Welcome to the weird and sometimes wonderful parallel universe of motherhood, where boobs are whipped out in public and no subject occupies the mind more frequently than baby’s bottom.
Finding the world rather bland, Alice whispered to her cat: “If I had a world of my own, everything would be nonsense.”
Turns out you actually don’t need your own alternate universe to inject some weirdness into your life. Having a child is all you need to have you thinking you are in Alice’s wonderland.
All the things you couldn’t have because they were expensive, or because they weren’t vegetables, or because it was a school night, according to your party-pooping-parents, are introduced to your own child by these Very Same People. Apparently the job of grandparents is to make the child’s life grand, by morphing from those who rain on the parade to those who throw the parade.
Another sure sign you have crossed over to a slightly unhinged parallel universe is that poo will become one of your most frequently used words. A typical conversation: “Babe, has the baby pooed today? What colour was it?” This casual approach comes only after you overcome the shock of the quantity and variety of milk by-products your baby produces.
Around the time you start talking to your man about the colour of baby excrement, you may notice that your biggest turn-on is no longer a guy in a well-tailored suit or one with glistening muscles, but he who volunteers to investigate the colour of the poo.
Other things that will get way more attention that you would have thought acceptable are your boobs and bump. If you breastfeed, despite your stance on public breastfeeding, circumstances will conspire to have you whip out your boob in public.

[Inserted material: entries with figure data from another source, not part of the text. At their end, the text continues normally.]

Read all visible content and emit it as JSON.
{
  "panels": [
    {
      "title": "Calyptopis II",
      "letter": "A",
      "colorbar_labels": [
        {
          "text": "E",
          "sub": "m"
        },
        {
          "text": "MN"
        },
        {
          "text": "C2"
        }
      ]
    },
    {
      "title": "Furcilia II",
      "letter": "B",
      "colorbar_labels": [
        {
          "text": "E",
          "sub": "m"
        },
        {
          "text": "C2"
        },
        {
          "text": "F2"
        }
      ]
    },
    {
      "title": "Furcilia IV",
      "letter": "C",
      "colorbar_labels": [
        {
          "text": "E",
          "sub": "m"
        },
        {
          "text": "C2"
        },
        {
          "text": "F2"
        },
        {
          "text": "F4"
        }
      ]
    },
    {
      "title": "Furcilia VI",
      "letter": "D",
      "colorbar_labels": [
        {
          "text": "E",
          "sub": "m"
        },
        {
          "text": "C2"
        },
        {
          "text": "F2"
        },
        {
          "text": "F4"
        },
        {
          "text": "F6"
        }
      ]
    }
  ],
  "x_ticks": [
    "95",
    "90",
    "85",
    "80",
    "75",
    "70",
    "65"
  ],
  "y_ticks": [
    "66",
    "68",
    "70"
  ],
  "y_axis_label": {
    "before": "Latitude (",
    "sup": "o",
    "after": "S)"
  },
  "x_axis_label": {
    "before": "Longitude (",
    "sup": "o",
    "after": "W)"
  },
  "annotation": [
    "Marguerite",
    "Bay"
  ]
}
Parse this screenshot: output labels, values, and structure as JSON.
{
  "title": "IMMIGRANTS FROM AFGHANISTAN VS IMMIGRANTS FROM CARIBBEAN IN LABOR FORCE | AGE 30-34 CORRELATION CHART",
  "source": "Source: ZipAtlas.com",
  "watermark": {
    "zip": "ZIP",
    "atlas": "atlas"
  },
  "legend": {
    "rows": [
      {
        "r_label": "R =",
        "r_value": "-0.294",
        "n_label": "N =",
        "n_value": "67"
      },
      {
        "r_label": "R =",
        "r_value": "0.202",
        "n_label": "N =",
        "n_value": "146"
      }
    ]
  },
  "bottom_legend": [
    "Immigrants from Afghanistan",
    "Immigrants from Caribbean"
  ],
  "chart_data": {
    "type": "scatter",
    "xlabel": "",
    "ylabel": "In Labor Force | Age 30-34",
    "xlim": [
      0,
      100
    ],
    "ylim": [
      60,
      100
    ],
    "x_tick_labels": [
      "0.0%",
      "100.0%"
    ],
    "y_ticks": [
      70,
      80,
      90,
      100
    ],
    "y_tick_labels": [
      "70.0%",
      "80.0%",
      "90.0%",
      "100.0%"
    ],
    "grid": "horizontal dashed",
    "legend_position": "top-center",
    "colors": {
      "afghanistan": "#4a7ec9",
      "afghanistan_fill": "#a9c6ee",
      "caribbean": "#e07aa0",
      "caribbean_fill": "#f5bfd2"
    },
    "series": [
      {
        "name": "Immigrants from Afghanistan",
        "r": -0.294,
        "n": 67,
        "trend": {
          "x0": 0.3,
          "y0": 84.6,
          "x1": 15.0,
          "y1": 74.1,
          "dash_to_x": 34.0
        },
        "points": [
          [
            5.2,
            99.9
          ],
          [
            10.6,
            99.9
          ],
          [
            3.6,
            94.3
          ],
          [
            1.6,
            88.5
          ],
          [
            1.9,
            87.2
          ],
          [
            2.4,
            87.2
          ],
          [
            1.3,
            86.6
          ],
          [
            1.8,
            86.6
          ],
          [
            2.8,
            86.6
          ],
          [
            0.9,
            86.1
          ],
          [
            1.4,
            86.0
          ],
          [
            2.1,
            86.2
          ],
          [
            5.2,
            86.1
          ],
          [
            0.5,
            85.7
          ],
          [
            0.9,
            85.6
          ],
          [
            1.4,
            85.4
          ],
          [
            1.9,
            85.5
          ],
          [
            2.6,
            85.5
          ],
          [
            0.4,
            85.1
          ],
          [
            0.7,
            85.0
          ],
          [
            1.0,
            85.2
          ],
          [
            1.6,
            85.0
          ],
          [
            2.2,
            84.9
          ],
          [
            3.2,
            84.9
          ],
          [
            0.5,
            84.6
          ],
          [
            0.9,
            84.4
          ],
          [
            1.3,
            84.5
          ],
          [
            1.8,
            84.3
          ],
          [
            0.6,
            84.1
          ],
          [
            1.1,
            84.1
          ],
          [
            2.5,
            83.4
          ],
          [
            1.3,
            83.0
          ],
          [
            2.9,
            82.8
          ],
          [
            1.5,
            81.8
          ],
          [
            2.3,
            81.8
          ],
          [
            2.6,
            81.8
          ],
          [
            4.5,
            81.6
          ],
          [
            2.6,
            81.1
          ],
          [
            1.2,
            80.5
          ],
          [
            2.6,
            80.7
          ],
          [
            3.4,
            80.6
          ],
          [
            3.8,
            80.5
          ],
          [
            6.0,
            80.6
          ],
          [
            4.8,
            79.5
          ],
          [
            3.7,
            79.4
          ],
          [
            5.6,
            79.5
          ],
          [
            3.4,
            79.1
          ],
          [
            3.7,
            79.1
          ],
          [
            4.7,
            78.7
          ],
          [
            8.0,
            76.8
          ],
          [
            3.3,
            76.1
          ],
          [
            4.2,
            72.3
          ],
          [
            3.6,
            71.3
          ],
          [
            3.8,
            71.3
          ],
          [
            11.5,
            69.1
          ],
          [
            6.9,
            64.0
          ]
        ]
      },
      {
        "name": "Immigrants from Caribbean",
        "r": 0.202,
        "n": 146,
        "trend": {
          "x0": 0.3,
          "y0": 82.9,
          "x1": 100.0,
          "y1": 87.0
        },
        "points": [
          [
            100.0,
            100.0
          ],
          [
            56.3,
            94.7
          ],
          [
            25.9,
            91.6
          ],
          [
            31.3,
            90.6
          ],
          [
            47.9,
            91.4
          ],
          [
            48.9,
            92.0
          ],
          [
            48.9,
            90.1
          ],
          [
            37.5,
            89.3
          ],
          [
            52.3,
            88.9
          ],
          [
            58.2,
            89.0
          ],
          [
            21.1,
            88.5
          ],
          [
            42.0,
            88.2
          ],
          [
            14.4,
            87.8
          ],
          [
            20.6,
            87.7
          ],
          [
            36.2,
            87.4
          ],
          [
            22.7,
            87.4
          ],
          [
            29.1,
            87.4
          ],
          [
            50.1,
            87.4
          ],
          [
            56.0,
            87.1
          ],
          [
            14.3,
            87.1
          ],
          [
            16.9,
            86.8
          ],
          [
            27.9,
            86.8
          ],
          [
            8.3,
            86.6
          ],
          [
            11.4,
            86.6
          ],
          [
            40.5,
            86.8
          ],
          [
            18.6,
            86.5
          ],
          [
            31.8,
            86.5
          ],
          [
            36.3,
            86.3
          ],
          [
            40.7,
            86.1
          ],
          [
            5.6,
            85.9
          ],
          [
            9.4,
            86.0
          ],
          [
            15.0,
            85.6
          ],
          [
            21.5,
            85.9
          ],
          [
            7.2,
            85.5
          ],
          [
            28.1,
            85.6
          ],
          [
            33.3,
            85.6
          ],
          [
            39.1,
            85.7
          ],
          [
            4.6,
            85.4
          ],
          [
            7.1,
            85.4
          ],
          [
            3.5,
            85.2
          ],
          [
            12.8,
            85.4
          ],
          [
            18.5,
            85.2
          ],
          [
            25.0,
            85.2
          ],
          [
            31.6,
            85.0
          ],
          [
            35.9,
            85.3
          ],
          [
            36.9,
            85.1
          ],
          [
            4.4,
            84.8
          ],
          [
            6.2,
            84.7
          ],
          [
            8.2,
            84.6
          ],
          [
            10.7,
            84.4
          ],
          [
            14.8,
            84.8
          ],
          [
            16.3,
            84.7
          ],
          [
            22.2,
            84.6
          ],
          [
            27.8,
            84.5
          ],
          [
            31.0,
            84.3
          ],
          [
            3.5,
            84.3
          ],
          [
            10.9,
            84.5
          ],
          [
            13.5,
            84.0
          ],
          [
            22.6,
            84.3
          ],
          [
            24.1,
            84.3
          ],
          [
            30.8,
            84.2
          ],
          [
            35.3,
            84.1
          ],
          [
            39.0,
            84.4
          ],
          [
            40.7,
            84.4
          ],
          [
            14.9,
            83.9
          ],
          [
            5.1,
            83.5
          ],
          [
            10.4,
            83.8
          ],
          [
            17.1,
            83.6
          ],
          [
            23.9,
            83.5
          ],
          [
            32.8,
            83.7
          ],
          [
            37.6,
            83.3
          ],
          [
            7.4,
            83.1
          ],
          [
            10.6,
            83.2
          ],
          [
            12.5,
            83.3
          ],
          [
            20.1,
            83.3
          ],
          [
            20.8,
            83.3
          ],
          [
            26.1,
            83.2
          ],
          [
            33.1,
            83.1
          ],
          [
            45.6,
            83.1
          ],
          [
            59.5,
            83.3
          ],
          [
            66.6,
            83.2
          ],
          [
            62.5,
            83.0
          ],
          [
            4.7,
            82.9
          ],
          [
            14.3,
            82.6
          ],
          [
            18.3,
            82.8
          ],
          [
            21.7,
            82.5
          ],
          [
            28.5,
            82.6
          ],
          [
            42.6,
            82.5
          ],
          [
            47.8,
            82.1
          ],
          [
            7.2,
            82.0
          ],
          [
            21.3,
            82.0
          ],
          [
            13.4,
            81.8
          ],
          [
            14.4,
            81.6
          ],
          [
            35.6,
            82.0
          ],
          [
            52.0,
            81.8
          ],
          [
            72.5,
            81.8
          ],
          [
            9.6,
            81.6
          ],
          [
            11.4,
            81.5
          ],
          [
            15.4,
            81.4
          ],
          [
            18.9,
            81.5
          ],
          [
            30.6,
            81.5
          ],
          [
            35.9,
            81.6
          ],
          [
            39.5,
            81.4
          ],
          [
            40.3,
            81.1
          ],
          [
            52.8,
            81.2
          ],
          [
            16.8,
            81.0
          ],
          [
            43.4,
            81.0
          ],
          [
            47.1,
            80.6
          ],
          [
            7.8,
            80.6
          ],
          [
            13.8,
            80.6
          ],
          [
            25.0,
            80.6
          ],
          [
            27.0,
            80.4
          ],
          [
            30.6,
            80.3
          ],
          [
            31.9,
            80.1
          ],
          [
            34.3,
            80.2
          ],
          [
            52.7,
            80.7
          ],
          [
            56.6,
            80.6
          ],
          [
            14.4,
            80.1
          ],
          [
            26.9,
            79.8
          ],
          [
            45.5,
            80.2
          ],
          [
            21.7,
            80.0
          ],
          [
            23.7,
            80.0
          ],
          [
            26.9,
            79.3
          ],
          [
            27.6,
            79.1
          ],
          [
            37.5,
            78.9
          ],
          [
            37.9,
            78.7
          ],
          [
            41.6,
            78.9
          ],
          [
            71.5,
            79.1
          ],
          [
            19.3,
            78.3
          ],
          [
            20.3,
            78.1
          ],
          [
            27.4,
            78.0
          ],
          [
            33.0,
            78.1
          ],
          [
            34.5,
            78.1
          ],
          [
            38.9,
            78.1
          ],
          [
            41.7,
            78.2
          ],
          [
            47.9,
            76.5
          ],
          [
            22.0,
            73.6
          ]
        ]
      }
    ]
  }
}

Yes, there are things you can cover your baby with while breastfeeding in public. This may come as a surprise, but like many adults, most babies do not enjoy eating with a large piece of fabric over their heads. So your private boobies become public boobies, and elicit all sorts of responses.
Some people will look and smile. Be wary of the ones whose hands are under the table. Others will be offended and glare at you. People in restaurants dominate the latter group. Yes, strangers eating in public will complain when your child also elects to eat in front of people she doesn’t know.
Breastfeeding in public may be polarising, but one area of unity is that it is okay to walk up to a complete stranger and rub her belly as long as she is pregnant.
This disrespect for your personal space applies to similar customs in this altered universe, like strangers abandoning their shopping trolleys to run their grubby fingers through your baby’s hair. Generally they do this without even glancing at you, the owner of said child.
When they do initiate eye contact it is to give you unsolicited child-rearing advice, which never includes not allowing complete strangers to place their germ-riddled hands on your baby’s head. At this point it is okay to give poo a break and use the other word.